Они доехали до Уитби к половине шестого. Уличные фонари тускло освещали зимние сумерки. Билли проспал почти всю дорогу. Рудольф с содроганием думал о том моменте, когда ему придется представить матери ее внука. «Отродье проститутки» – такое выражение было вполне в духе бабушки Билли. Но так как предстояла встреча с Калдервудом сразу после ужина, то есть после семи, то он уже не успевал отвезти Билли в Нью-Йорк и вернуться вовремя на работу в Уитби. И даже если он выкроит время и отвезет мальчика в Нью-Йорк, у кого он там его оставит? У Вилли Эбботта? Но Гретхен просила не впутывать в это дело Вилли, и Рудольф поступил так, как она хотела. Он вспомнил, что Билли рассказал ему об отце за ланчем. Разве можно после этого передавать его под опеку алкоголика? И стоило ли ради этого забирать Билли из школы?
Рудольф даже подумал о том, чтобы отвезти Билли в отель, но сразу же отказался от этой идеи. Не может мальчик провести ночь один в отеле. К тому же это было бы проявлением трусости с его стороны. Нет, все же придется столкнуться с матерью лицом к лицу. Ничего не поделаешь.

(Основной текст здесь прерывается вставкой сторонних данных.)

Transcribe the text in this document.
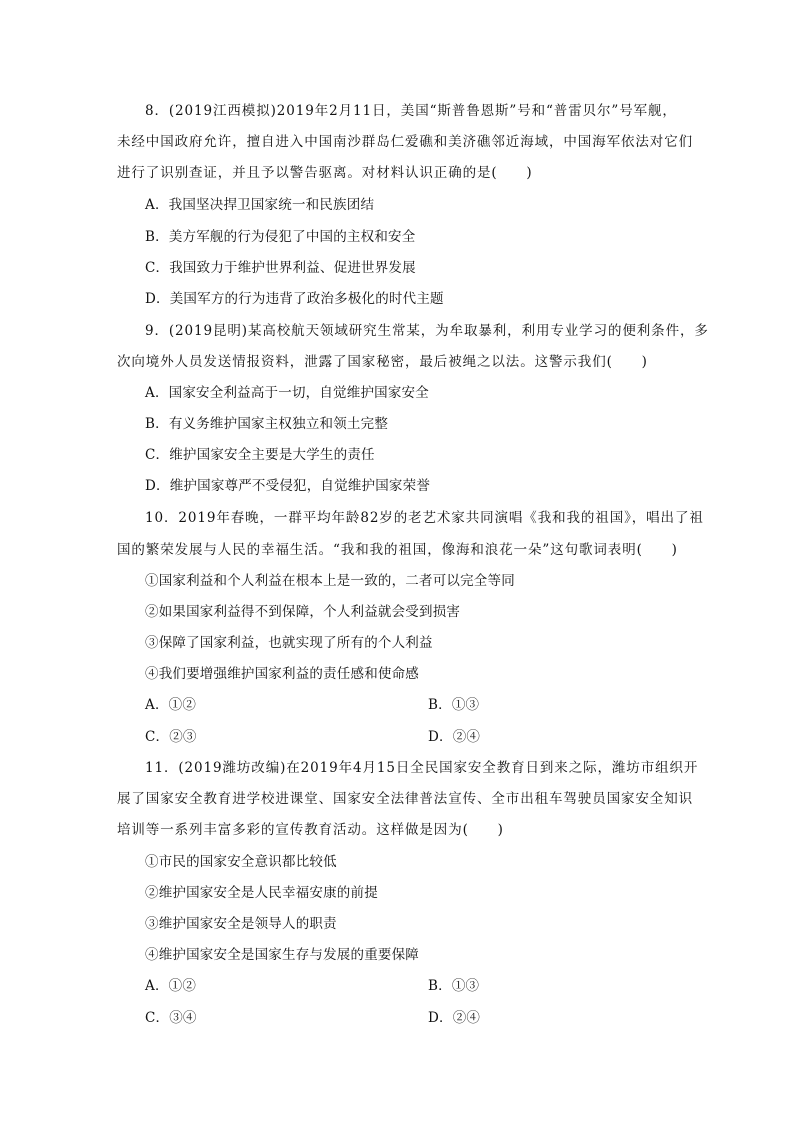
8．(2019江西模拟)2019年2月11日，美国“斯普鲁恩斯”号和“普雷贝尔”号军舰，
未经中国政府允许，擅自进入中国南沙群岛仁爱礁和美济礁邻近海域，中国海军依法对它们
进行了识别查证，并且予以警告驱离。对材料认识正确的是(　　)
A．我国坚决捍卫国家统一和民族团结
B．美方军舰的行为侵犯了中国的主权和安全
C．我国致力于维护世界利益、促进世界发展
D．美国军方的行为违背了政治多极化的时代主题
9．(2019昆明)某高校航天领域研究生常某，为牟取暴利，利用专业学习的便利条件，多
次向境外人员发送情报资料，泄露了国家秘密，最后被绳之以法。这警示我们(　　)
A．国家安全利益高于一切，自觉维护国家安全
B．有义务维护国家主权独立和领土完整
C．维护国家安全主要是大学生的责任
D．维护国家尊严不受侵犯，自觉维护国家荣誉
10．2019年春晚，一群平均年龄82岁的老艺术家共同演唱《我和我的祖国》，唱出了祖
国的繁荣发展与人民的幸福生活。“我和我的祖国，像海和浪花一朵”这句歌词表明(　　)
①国家利益和个人利益在根本上是一致的，二者可以完全等同
②如果国家利益得不到保障，个人利益就会受到损害
③保障了国家利益，也就实现了所有的个人利益
④我们要增强维护国家利益的责任感和使命感
A．①②	B．①③
C．②③	D．②④
11．(2019潍坊改编)在2019年4月15日全民国家安全教育日到来之际，潍坊市组织开
展了国家安全教育进学校进课堂、国家安全法律普法宣传、全市出租车驾驶员国家安全知识
培训等一系列丰富多彩的宣传教育活动。这样做是因为(　　)
①市民的国家安全意识都比较低
②维护国家安全是人民幸福安康的前提
③维护国家安全是领导人的职责
④维护国家安全是国家生存与发展的重要保障
A．①②	B．①③
C．③④	D．②④
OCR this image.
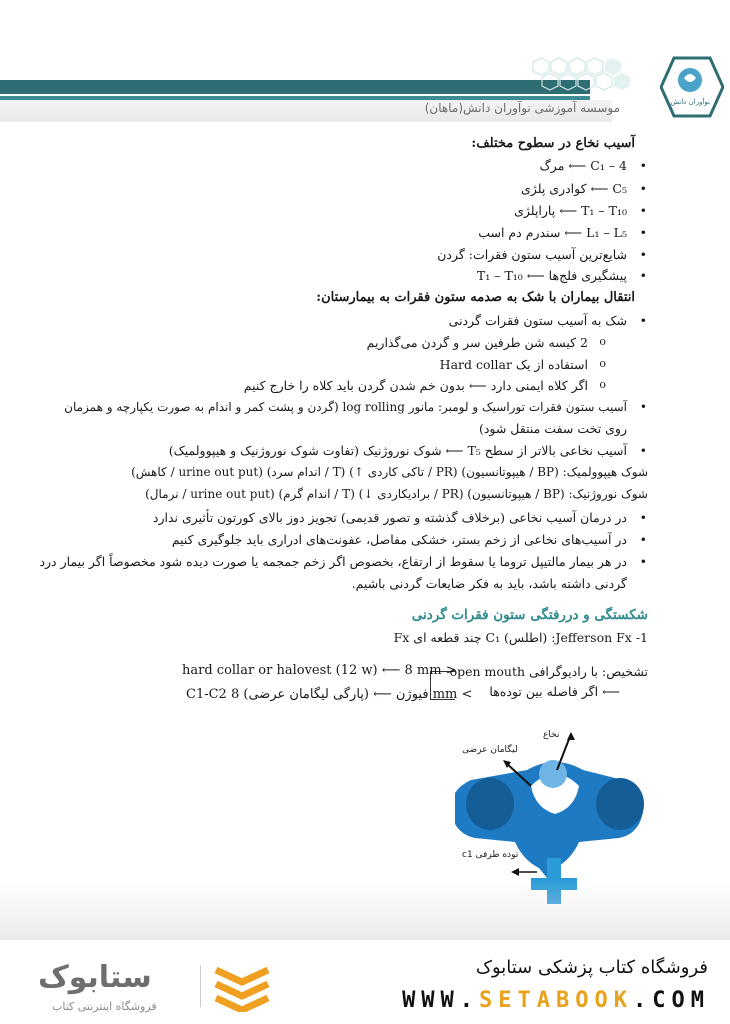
موسسه آموزشی نوآوران دانش(ماهان)	نوآوران دانش
آسیب نخاع در سطوح مختلف:
C₁ – 4 ⟵ مرگ •
C₅ ⟵ کوادری پلژی •
T₁ – T₁₀ ⟵ پاراپلژی •
L₁ – L₅ ⟵ سندرم دم اسب •
شایع‌ترین آسیب ستون فقرات: گردن •
پیشگیری فلج‌ها ⟵ T₁ – T₁₀ •
انتقال بیماران با شک به صدمه ستون فقرات به بیمارستان:
شک به آسیب ستون فقرات گردنی •
2 کیسه شن طرفین سر و گردن می‌گذاریم o
استفاده از یک Hard collar o
اگر کلاه ایمنی دارد ⟵ بدون خم شدن گردن باید کلاه را خارج کنیم o
آسیب ستون فقرات توراسیک و لومبر: مانور log rolling (گردن و پشت کمر و اندام به صورت یکپارچه و همزمان •
روی تخت سفت منتقل شود)
آسیب نخاعی بالاتر از سطح T₅ ⟵ شوک نوروژنیک (تفاوت شوک نوروژنیک و هیپوولمیک) •
شوک هیپوولمیک: (BP / هیپوتانسیون) (PR / تاکی کاردی ↑) (T / اندام سرد) (urine out put / کاهش)
شوک نوروژنیک: (BP / هیپوتانسیون) (PR / برادیکاردی ↓) (T / اندام گرم) (urine out put / نرمال)
در درمان آسیب نخاعی (برخلاف گذشته و تصور قدیمی) تجویز دوز بالای کورتون تأثیری ندارد •
در آسیب‌های نخاعی از زخم بستر، خشکی مفاصل، عفونت‌های ادراری باید جلوگیری کنیم •
در هر بیمار مالتیپل تروما یا سقوط از ارتفاع، بخصوص اگر زخم جمجمه یا صورت دیده شود مخصوصاً اگر بیمار درد •
گردنی داشته باشد، باید به فکر ضایعات گردنی باشیم.
شکستگی و دررفتگی ستون فقرات گردنی
(اطلس) C₁ چند قطعه ای Fx :Jefferson Fx -1
تشخیص: با رادیوگرافی open mouth
⟵ اگر فاصله بین توده‌ها
hard collar or halovest (12 w) ⟵ 8 mm >
C1-C2 فیوژن ⟵ (پارگی لیگامان عرضی) 8 mm <
نخاع
لیگامان عرضی
توده طرفی c1
فروشگاه کتاب پزشکی ستابوک
WWW.SETABOOK.COM
ستابوک
فروشگاه اینترنتی کتاب
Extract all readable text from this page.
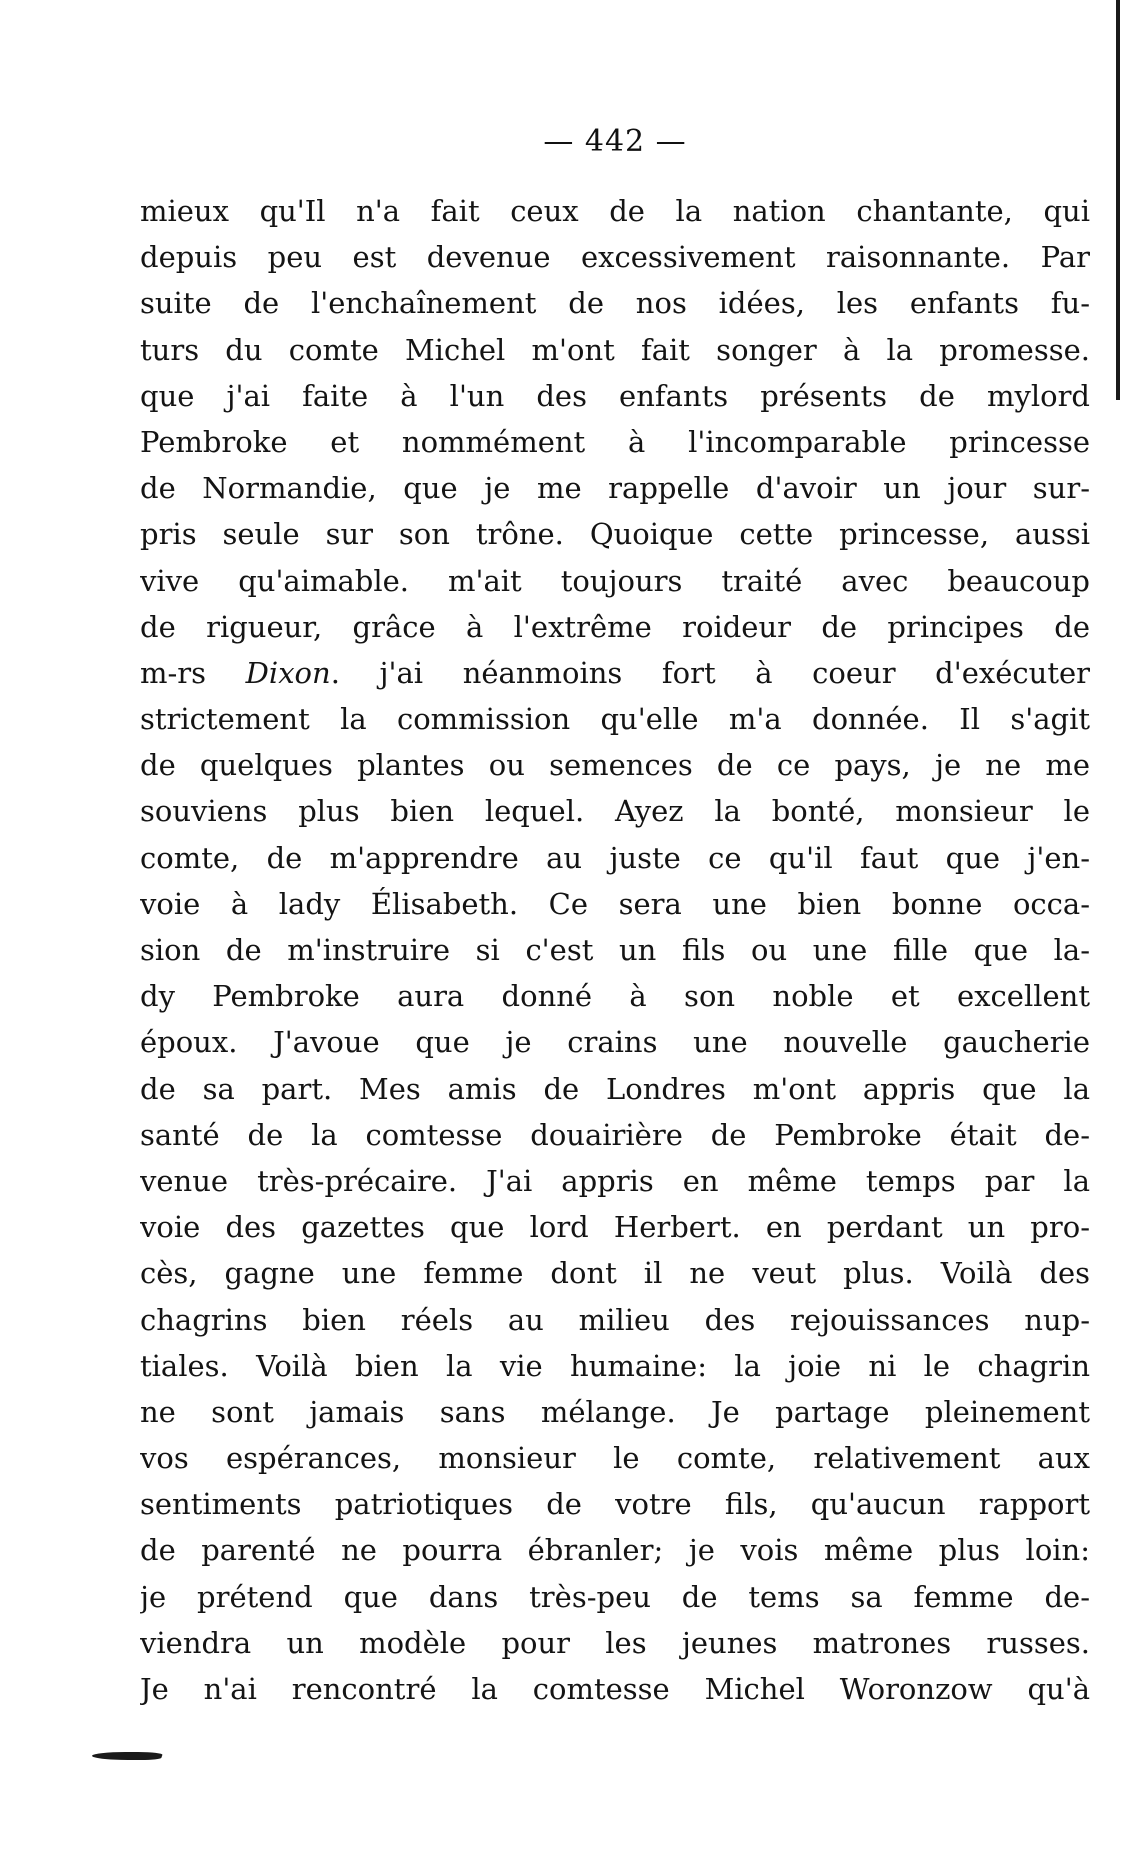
— 442 —
mieux qu'Il n'a fait ceux de la nation chantante, qui
depuis peu est devenue excessivement raisonnante. Par
suite de l'enchaînement de nos idées, les enfants fu-
turs du comte Michel m'ont fait songer à la promesse.
que j'ai faite à l'un des enfants présents de mylord
Pembroke et nommément à l'incomparable princesse
de Normandie, que je me rappelle d'avoir un jour sur-
pris seule sur son trône. Quoique cette princesse, aussi
vive qu'aimable. m'ait toujours traité avec beaucoup
de rigueur, grâce à l'extrême roideur de principes de
m-rs Dixon. j'ai néanmoins fort à coeur d'exécuter
strictement la commission qu'elle m'a donnée. Il s'agit
de quelques plantes ou semences de ce pays, je ne me
souviens plus bien lequel. Ayez la bonté, monsieur le
comte, de m'apprendre au juste ce qu'il faut que j'en-
voie à lady Élisabeth. Ce sera une bien bonne occa-
sion de m'instruire si c'est un fils ou une fille que la-
dy Pembroke aura donné à son noble et excellent
époux. J'avoue que je crains une nouvelle gaucherie
de sa part. Mes amis de Londres m'ont appris que la
santé de la comtesse douairière de Pembroke était de-
venue très-précaire. J'ai appris en même temps par la
voie des gazettes que lord Herbert. en perdant un pro-
cès, gagne une femme dont il ne veut plus. Voilà des
chagrins bien réels au milieu des rejouissances nup-
tiales. Voilà bien la vie humaine: la joie ni le chagrin
ne sont jamais sans mélange. Je partage pleinement
vos espérances, monsieur le comte, relativement aux
sentiments patriotiques de votre fils, qu'aucun rapport
de parenté ne pourra ébranler; je vois même plus loin:
je prétend que dans très-peu de tems sa femme de-
viendra un modèle pour les jeunes matrones russes.
Je n'ai rencontré la comtesse Michel Woronzow qu'à
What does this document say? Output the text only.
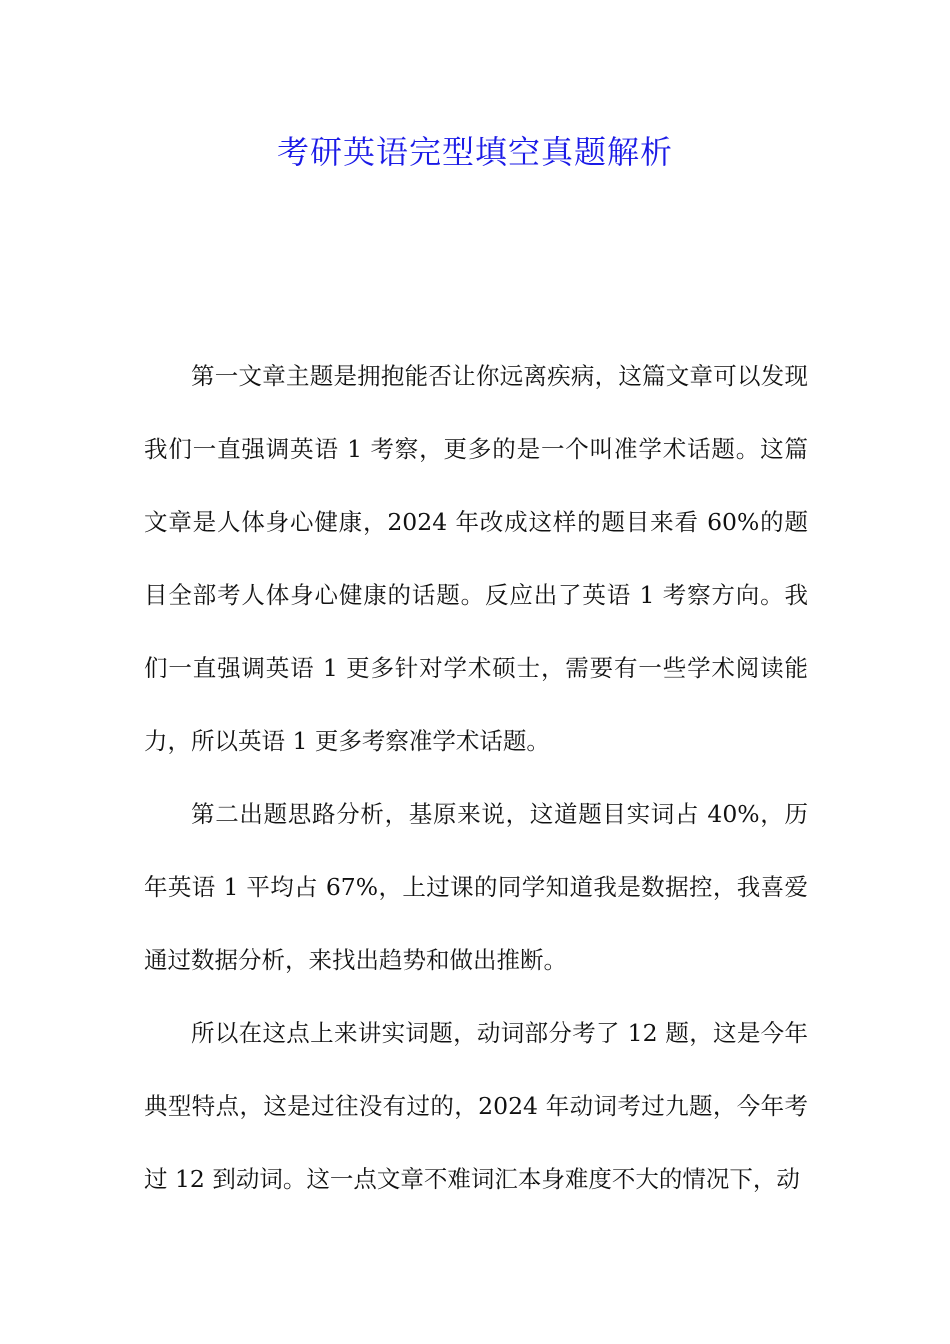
考研英语完型填空真题解析

第一文章主题是拥抱能否让你远离疾病，这篇文章可以发现我们一直强调英语 1 考察，更多的是一个叫准学术话题。这篇文章是人体身心健康，2024 年改成这样的题目来看 60%的题目全部考人体身心健康的话题。反应出了英语 1 考察方向。我们一直强调英语 1 更多针对学术硕士，需要有一些学术阅读能力，所以英语 1 更多考察准学术话题。

第二出题思路分析，基原来说，这道题目实词占 40%，历年英语 1 平均占 67%，上过课的同学知道我是数据控，我喜爱通过数据分析，来找出趋势和做出推断。

所以在这点上来讲实词题，动词部分考了 12 题，这是今年典型特点，这是过往没有过的，2024 年动词考过九题，今年考过 12 到动词。这一点文章不难词汇本身难度不大的情况下，动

Он остановил машину у своего дома и разбудил Билли. Когда он, открыв дверь, провел его в прихожую, то с облегчением заметил, что матери в гостиной нет. Дверь в ее комнату была закрыта. Это могло означать только одно – она вновь поругалась с Мартой и теперь сидела, надувшись, у себя. Таким образом, он мог войти к ней один и подготовить ее к встрече с внуком.
Они прошли с Билли на кухню. Марта сидела за столом и читала газету. Из печи доносился аппетитный запах готовящегося ужина. Марта была совсем не толстой, как язвительно говорила о ней мать, совсем напротив, она была угловатой, костлявой старой девой пятидесяти лет, уверенной на все сто процентов в неприязненном отношении к ней всего мира, и всегда была готова платить за обиды той же монетой.
– Марта, – сказал он, – это мой племянник Билли. Он поживет у нас несколько дней. Он устал с дороги, ему нужна ванна и горячая еда. – В общем, позаботься о нем. Он будет спать в комнате для гостей, рядом со мной.
Марта равнодушно разгладила газету на столе:
– Ваша матушка говорила, что вы не будете ужинать дома.
– Действительно, я сейчас же ухожу.
– В таком случае ему кое-что перепадет. – Марта энергично кивнула головой в сторону комнаты матери. – Она ничего не говорила ни о каком племяннике.
– Она пока об этом ничего не знает, – сказал Рудольф, стараясь говорить беззаботно и весело ради Билли.
– Если она узнает о племяннике, это ее доконает, – заявила Марта.
Билли молча стоял в сторонке, стараясь оценить царящую в доме атмосферу. Она ему явно не нравилась.
Марта поднялась, и на ее лице появилось откровенно неодобрительное выражение, но ведь Билли не знал, что оно было таким всегда.
– Пошли со мной, молодой человек, – сказала Марта. – Думаю, что мы сможем потесниться ради такого тощего юноши, как ты.
Рудольф был удивлен. Если знать характер Марты, то на ее языке эти слова звучали как самое любезное приглашение.